Whinney sat whimpering on the port rail, a pathetic sight. Though I spoke sternly I could but grieve in my heart for the tragic irony of his fate.
Many brave adventurers have struggled and died in vain efforts to reach the top of the world. To Reginald Whinney remains the sad distinction of being the only man in the world who has been to the North Pole and back without seeing it!
FOOTNOTES:
[8] The trick is one I learned from an old limehouse "pug" whom I befriended in the east-end of London. He could only show me his gratitude by teaching me the secrets of his trade, which have served me on many an occasion.
[9] The entire party on H.M.S. Daffodil, were sunk by a German submarine off St. Jean deLuz. I escaped, having disembarked at Brigus, N.F., in order to join my regiment at Derby, Conn.
[10] The Arctic mosquito differs from his southern brothers, the common stegomia muflans, in that he does not strike and get away. Like the Canadian "wingle," where he bites he burrows, and that with such rapidity that one must be swift of stroke indeed who would escape his attack. Within a few seconds he disappears beneath the cuticle and dire illness is the result.

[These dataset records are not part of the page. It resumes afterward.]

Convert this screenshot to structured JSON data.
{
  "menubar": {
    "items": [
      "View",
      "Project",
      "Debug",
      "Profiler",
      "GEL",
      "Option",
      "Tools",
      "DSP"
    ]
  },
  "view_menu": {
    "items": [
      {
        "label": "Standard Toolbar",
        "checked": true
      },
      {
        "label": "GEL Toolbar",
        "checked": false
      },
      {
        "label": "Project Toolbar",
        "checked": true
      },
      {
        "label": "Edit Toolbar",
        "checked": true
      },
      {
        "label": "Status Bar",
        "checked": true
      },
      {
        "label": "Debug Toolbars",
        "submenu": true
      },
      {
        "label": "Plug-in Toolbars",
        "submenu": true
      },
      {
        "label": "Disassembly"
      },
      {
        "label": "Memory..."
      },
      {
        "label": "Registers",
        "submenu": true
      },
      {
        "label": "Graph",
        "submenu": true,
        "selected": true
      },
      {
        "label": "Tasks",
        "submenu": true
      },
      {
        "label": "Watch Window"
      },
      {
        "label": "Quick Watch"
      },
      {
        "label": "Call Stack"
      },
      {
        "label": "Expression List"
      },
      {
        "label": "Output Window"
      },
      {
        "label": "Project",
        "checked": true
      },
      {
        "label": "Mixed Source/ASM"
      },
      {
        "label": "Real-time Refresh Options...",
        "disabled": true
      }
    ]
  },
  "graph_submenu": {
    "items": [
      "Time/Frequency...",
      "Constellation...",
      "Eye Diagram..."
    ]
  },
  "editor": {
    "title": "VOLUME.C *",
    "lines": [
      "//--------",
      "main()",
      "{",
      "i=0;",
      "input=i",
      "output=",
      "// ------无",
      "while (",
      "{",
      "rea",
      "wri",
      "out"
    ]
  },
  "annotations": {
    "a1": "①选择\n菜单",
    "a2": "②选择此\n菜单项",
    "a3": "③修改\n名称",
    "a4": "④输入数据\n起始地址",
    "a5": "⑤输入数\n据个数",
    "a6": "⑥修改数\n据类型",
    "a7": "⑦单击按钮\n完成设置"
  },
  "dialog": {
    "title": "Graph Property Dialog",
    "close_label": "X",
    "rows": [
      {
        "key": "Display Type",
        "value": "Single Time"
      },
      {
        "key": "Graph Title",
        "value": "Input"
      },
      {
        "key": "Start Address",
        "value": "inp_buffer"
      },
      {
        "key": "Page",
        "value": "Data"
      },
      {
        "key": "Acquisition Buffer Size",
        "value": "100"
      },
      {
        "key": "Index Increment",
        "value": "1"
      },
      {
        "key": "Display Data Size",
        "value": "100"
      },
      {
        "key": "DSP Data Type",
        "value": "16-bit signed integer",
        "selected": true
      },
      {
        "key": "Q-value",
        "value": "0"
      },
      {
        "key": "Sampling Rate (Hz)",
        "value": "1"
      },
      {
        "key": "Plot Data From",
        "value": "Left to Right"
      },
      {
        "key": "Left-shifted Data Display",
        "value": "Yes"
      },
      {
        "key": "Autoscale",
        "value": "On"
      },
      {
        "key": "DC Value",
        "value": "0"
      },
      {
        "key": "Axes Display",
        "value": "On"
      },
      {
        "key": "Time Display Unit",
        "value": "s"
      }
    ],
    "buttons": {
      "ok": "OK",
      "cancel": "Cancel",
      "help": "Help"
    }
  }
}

It is not commonly known but I am convinced that the Arctic variety is the carrier of the scurvy germ, that dreaded terror of travellers. (See Windenborg's treatise "Die Arbeiten Stegomanische und Fleibeiten von dem Nord-deutsches Landes," which, while making many absurd claims as to German supremacy in polar regions, contains at the same time much solid information). T.
[11] The ever-watchful Canadian game commission has taken up this matter (which vitally affects the mitten industry) and is conducting at the Govt. Laboratory in Ottawa a series of experiments with various hare-restorers. W.E.T.